TUNISIE
20/09/2018 19h:53 CET | Actualisé 20/09/2018 20h:03 CET

"Tunisia", le nouvel EP de Sander et Jugurtha, aux rythmes de la Darbouka

“Tunisia”, un hommage à ce pays, un mélange d’instruments et une collaboration qui dépasse les frontières, et la musique n’en a pas.

FACEBOOK/SYLVAIN SANDER

Dans cet EP de Sander et Jugurtha, la Darbouka se mêle parfaitement aux sons électro, lui donnant son timbre oriental. 

“Tunisia”, un hommage à ce pays, un mélange d’instruments et une collaboration qui dépasse les frontières, et la musique n’en a pas. 

C’est pendant un séjour en Tunisie que l’histoire de ces deux morceaux commence. Quand en Janvier, Sander passe par la Medina de Monastir et rentre avec deux Darbouka, qu’un ami tunisien l’aide à choisir. “Ce sont des darboukas construites à la main de façon traditionnelle, avec une base en argile et de la peau de chèvre”.

En rentrant en France, j’ai tout de suite essayé de placer ce nouvel instrument dans une production. Le morceau est vite devenu oriental”, relate le DJ au HuffPost Tunisie.

“J’avais juste eu envie d’enregistrer la darbouka pour voir ce que ça donnait et l’intégrer dans un début de morceau, mais je ne savais pas du tout que ça allait devenir un titre à consonance orientale”, raconte-t-il. 

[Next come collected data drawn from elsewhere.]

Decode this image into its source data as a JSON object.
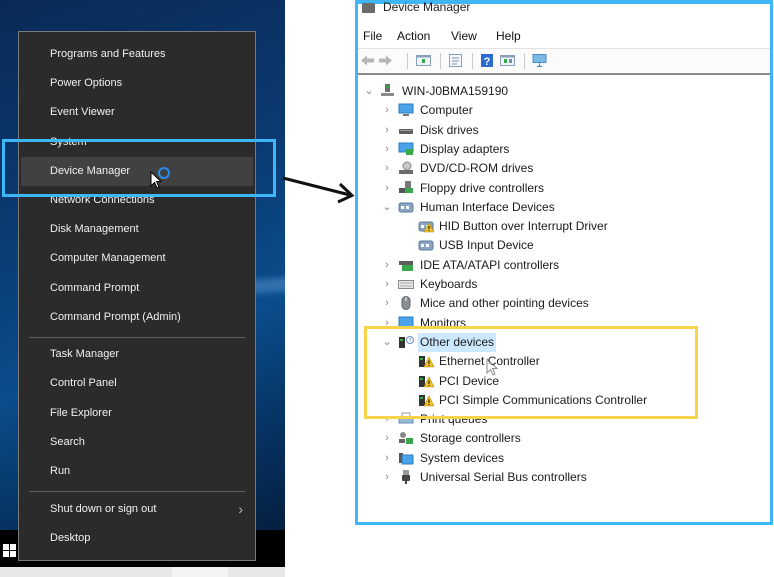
{
  "winx_menu": {
    "items": [
      {
        "label": "Programs and Features"
      },
      {
        "label": "Power Options"
      },
      {
        "label": "Event Viewer"
      },
      {
        "label": "System"
      },
      {
        "label": "Device Manager",
        "state": "hover"
      },
      {
        "label": "Network Connections"
      },
      {
        "label": "Disk Management"
      },
      {
        "label": "Computer Management"
      },
      {
        "label": "Command Prompt"
      },
      {
        "label": "Command Prompt (Admin)"
      },
      {
        "label": "Task Manager"
      },
      {
        "label": "Control Panel"
      },
      {
        "label": "File Explorer"
      },
      {
        "label": "Search"
      },
      {
        "label": "Run"
      },
      {
        "label": "Shut down or sign out",
        "submenu_icon": "chevron-right-icon"
      },
      {
        "label": "Desktop"
      }
    ]
  },
  "annotations": {
    "highlight_color": "#3fb6f7",
    "focus_color": "#f7d44a",
    "arrow_icon": "arrow-right-icon"
  },
  "device_manager": {
    "title": "Device Manager",
    "menu": [
      "File",
      "Action",
      "View",
      "Help"
    ],
    "toolbar": [
      "back-icon",
      "forward-icon",
      "show-hide-console-tree-icon",
      "properties-icon",
      "help-icon",
      "action-pane-icon",
      "scan-hardware-icon"
    ],
    "root": "WIN-J0BMA159190",
    "tree": [
      {
        "label": "Computer",
        "icon": "computer-icon",
        "expanded": false
      },
      {
        "label": "Disk drives",
        "icon": "disk-drive-icon",
        "expanded": false
      },
      {
        "label": "Display adapters",
        "icon": "display-adapter-icon",
        "expanded": false
      },
      {
        "label": "DVD/CD-ROM drives",
        "icon": "dvd-drive-icon",
        "expanded": false
      },
      {
        "label": "Floppy drive controllers",
        "icon": "floppy-controller-icon",
        "expanded": false
      },
      {
        "label": "Human Interface Devices",
        "icon": "hid-icon",
        "expanded": true,
        "children": [
          {
            "label": "HID Button over Interrupt Driver",
            "warning": true
          },
          {
            "label": "USB Input Device",
            "warning": false
          }
        ]
      },
      {
        "label": "IDE ATA/ATAPI controllers",
        "icon": "ide-controller-icon",
        "expanded": false
      },
      {
        "label": "Keyboards",
        "icon": "keyboard-icon",
        "expanded": false
      },
      {
        "label": "Mice and other pointing devices",
        "icon": "mouse-icon",
        "expanded": false
      },
      {
        "label": "Monitors",
        "icon": "monitor-icon",
        "expanded": false
      },
      {
        "label": "Other devices",
        "icon": "unknown-device-icon",
        "expanded": true,
        "selected": true,
        "children": [
          {
            "label": "Ethernet Controller",
            "warning": true
          },
          {
            "label": "PCI Device",
            "warning": true
          },
          {
            "label": "PCI Simple Communications Controller",
            "warning": true
          }
        ]
      },
      {
        "label": "Print queues",
        "icon": "printer-icon",
        "expanded": false
      },
      {
        "label": "Storage controllers",
        "icon": "storage-controller-icon",
        "expanded": false
      },
      {
        "label": "System devices",
        "icon": "system-devices-icon",
        "expanded": false
      },
      {
        "label": "Universal Serial Bus controllers",
        "icon": "usb-icon",
        "expanded": false
      }
    ]
  }
}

Sander commence donc à composer son morceau, dans son style mélodique orchestré par le violon, il ajoute les rythmes de la Darbouka. On peut déjà sentir le timbre oriental, mais “n’ayant aucune origine ethnique, et n’ayant pas grandi dans cet univers, j’ai trouvé ça cohérent de faire appel à des professionnels pour donner une belle valeur ajoutée et une cohérence à ce morceau”, raconte Sander. 

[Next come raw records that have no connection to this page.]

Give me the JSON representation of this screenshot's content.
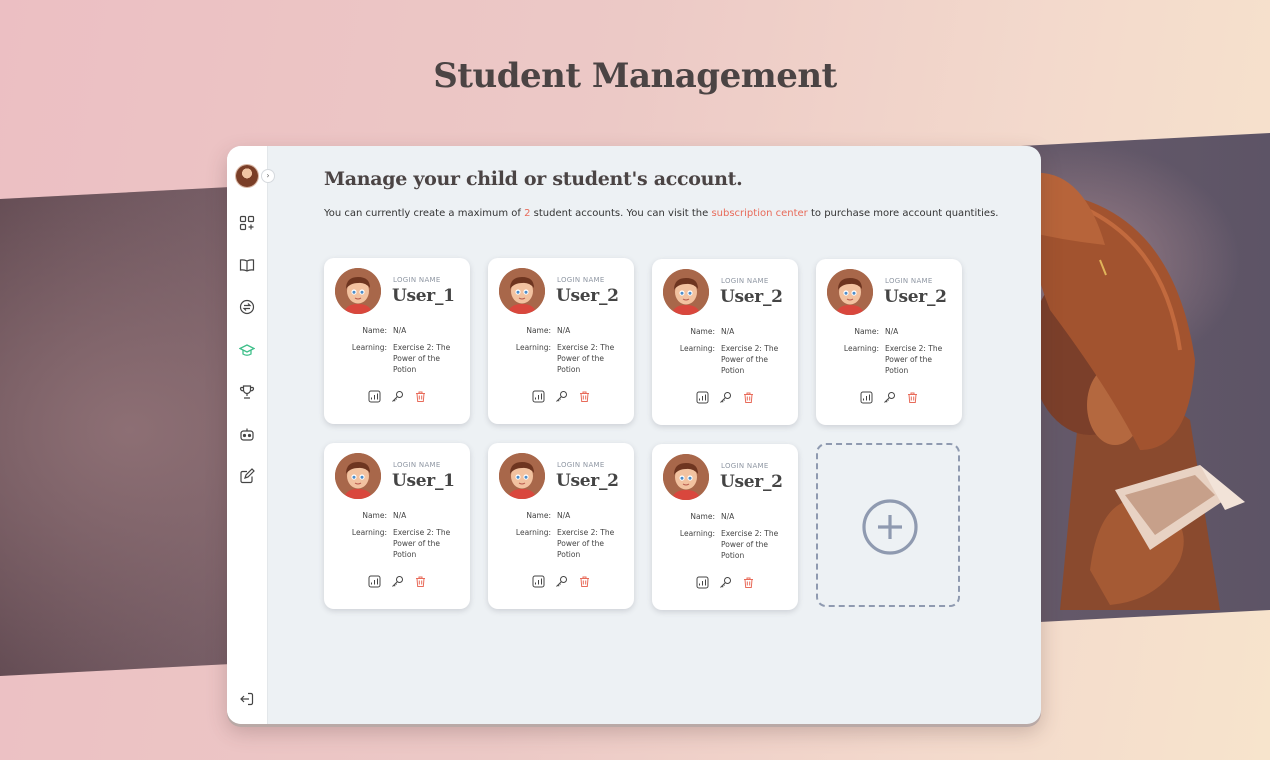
{
  "page": {
    "title": "Student Management"
  },
  "panel": {
    "heading": "Manage your child or student's account.",
    "notice_prefix": "You can currently create a maximum of ",
    "max_accounts": "2",
    "notice_mid": " student accounts. You can visit the ",
    "subscription_link": "subscription center",
    "notice_suffix": " to purchase more account quantities."
  },
  "sidebar": {
    "toggle_glyph": "›",
    "items": [
      {
        "name": "apps-add-icon",
        "active": false
      },
      {
        "name": "book-icon",
        "active": false
      },
      {
        "name": "exchange-icon",
        "active": false
      },
      {
        "name": "graduation-cap-icon",
        "active": true
      },
      {
        "name": "trophy-icon",
        "active": false
      },
      {
        "name": "robot-icon",
        "active": false
      },
      {
        "name": "edit-icon",
        "active": false
      }
    ],
    "logout_icon": "logout-icon"
  },
  "colors": {
    "accent": "#e86b5a",
    "active_icon": "#3fbf8a",
    "icon": "#444444",
    "dashed_border": "#8f9ab0"
  },
  "cards": [
    {
      "login_label": "LOGIN NAME",
      "username": "User_1",
      "name_label": "Name:",
      "name": "N/A",
      "learning_label": "Learning:",
      "learning": "Exercise 2: The Power of the Potion"
    },
    {
      "login_label": "LOGIN NAME",
      "username": "User_2",
      "name_label": "Name:",
      "name": "N/A",
      "learning_label": "Learning:",
      "learning": "Exercise 2: The Power of the Potion"
    },
    {
      "login_label": "LOGIN NAME",
      "username": "User_2",
      "name_label": "Name:",
      "name": "N/A",
      "learning_label": "Learning:",
      "learning": "Exercise 2: The Power of the Potion"
    },
    {
      "login_label": "LOGIN NAME",
      "username": "User_2",
      "name_label": "Name:",
      "name": "N/A",
      "learning_label": "Learning:",
      "learning": "Exercise 2: The Power of the Potion"
    },
    {
      "login_label": "LOGIN NAME",
      "username": "User_1",
      "name_label": "Name:",
      "name": "N/A",
      "learning_label": "Learning:",
      "learning": "Exercise 2: The Power of the Potion"
    },
    {
      "login_label": "LOGIN NAME",
      "username": "User_2",
      "name_label": "Name:",
      "name": "N/A",
      "learning_label": "Learning:",
      "learning": "Exercise 2: The Power of the Potion"
    },
    {
      "login_label": "LOGIN NAME",
      "username": "User_2",
      "name_label": "Name:",
      "name": "N/A",
      "learning_label": "Learning:",
      "learning": "Exercise 2: The Power of the Potion"
    }
  ],
  "card_actions": [
    "chart-icon",
    "key-icon",
    "trash-icon"
  ],
  "add_card": {
    "icon": "plus-circle-icon"
  }
}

Il propose alors à Jugurtha de le rejoindre et “apporter une touche encore plus orientale”.

La musique Nord-Africaine, c’est bien ce qui inspire Jugurtha. Ils apportent alors leur touche à “Tunisia”, en composant les mélodies de Oud, de Saz, de Sarangui et de Daf.

 

“L’EP s’appelle Tunisia en hommage a toutes ces merveilleuses personnes que j’ai rencontré la bas, et qui m’ont accueilli”, souligne Sander.

Un autre morceau résulte de cette collaboration. Ils le nomment “Le regard du loup”. Ici, ils inversent, Jugurtha composent le thème mélodique, Sander y ajoute ses beats. 

C’est le label “Souq Records” qui produit les deux morceaux de l’EP, précise Sander, “C’est le label qui, artistiquement, correspond parfaitement à ces projets”.

Apporter cette touche ethnique, fusionner les différents instruments et mélanger les cultures, pour le DJ et producteur parisien, “Cela donne une vraie valeur ajoutée”. “Quelque soit le pays d’où nous venons, nous pouvons communiquer à travers la musique, faire passer nos émotions”, s’exprime-t-il.

Quand à la scène électronique tunisienne, Sander, ayant déjà mixé dans les clubs en Tunisie a bien voulu donner son avis. “Les tunisiens sont bouillants! C’est ce qui m’a surpris la première fois quand je suis venu. Ils réagissent beaucoup aux variations dans les sets, entre break et peak time, on sent que nous parlons le même langage. C’est très excitant pour se surpasser encore plus!”.